The Daily Mail today offers a useful reflection of the past week’s events in the European Union.
In an editorial headed: "Still the rotten heart of Europe", it notes that: "We have just witnessed an almost surreal week in EU politics". "Where else", it asks, "but at the rotten heart of Europe could thieves prosper and honesty be punished, while MEPs ignore corruption and rage instead over a Commissioner who dares express his Christian beliefs".
The Mail, of course, is making the contrast between the sacking of Marta Andreasen and the European parliament objections to Rocco Buttiglione after his remarks on homosexuality, observing – as indeed have we in the Blog – that "nothing changes – nothing improves… the EU once again covers itself in disgrace.
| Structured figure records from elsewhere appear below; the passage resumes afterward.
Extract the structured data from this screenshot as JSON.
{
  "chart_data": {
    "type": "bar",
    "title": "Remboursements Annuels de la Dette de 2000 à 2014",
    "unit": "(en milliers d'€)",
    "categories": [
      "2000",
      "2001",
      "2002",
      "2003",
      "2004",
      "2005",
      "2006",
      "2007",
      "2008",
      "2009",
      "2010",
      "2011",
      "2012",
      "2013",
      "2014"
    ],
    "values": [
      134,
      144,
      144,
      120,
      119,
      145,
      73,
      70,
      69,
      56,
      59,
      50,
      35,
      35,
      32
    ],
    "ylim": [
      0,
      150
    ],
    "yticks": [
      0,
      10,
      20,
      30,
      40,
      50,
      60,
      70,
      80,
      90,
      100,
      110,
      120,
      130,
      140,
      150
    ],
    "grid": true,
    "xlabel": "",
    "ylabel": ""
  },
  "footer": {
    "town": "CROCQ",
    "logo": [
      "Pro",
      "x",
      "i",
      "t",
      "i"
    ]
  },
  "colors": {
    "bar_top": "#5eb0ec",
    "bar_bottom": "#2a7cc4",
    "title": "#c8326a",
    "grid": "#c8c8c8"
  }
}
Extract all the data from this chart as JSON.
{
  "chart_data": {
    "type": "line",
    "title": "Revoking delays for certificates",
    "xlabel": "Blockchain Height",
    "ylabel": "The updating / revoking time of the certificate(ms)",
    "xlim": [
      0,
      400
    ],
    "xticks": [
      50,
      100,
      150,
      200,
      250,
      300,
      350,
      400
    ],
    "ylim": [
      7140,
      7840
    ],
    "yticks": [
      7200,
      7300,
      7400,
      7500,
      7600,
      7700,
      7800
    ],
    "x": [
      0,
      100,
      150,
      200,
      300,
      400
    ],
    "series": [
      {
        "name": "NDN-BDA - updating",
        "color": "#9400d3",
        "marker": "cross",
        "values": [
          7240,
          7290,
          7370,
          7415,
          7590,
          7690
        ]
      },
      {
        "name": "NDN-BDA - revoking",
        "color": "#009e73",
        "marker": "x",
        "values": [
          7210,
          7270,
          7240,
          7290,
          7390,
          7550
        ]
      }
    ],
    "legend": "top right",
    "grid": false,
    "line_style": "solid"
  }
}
I might have added to rider to this, by referring to its own page seven, where it reports on the latest adventures of Godfrey Bloom, who is accused of getting "hammered" (i.e., blind drunk – now there’s something unusual) in a restaurant and then attempting to grope a party of female rugby players whom he had invited to Brussels on the pretext of showing them round the parliament.
One cannot help but note the contrast with our previous Blog. While a Conservative MP, Owen Paterson, spends the night on a trawler to research the malign effect of the CFP, UKIP MEP Bloom spends the night in a fashionable – and expensive – restaurant, getting blind drunk and groping girls at the taxpayers’ expense, then to sleep it off in a four-star hotel.
We have recently been wondering what UKIP is doing – apart from having arguments about who is to be leader - not least after its silence when the government made a German firm preferential bidder for the supply of British Army trucks but at least we know what one MEP was doing.
Bloom is now attracting considerable hostility from the activists in his own region, Yorkshire and Humberside. Despite his willingness, according to the Mail, to shell out on £1500-worth of beer, champagne, steak and oysters in order to entertain the girls, he has been notoriously reluctant to spend even a bent ha’penny on helping his election team set up a regional office and a decent administrative infrastructure.
It now seems that UKIP has got something in common with "Brussels" – a rotten heart.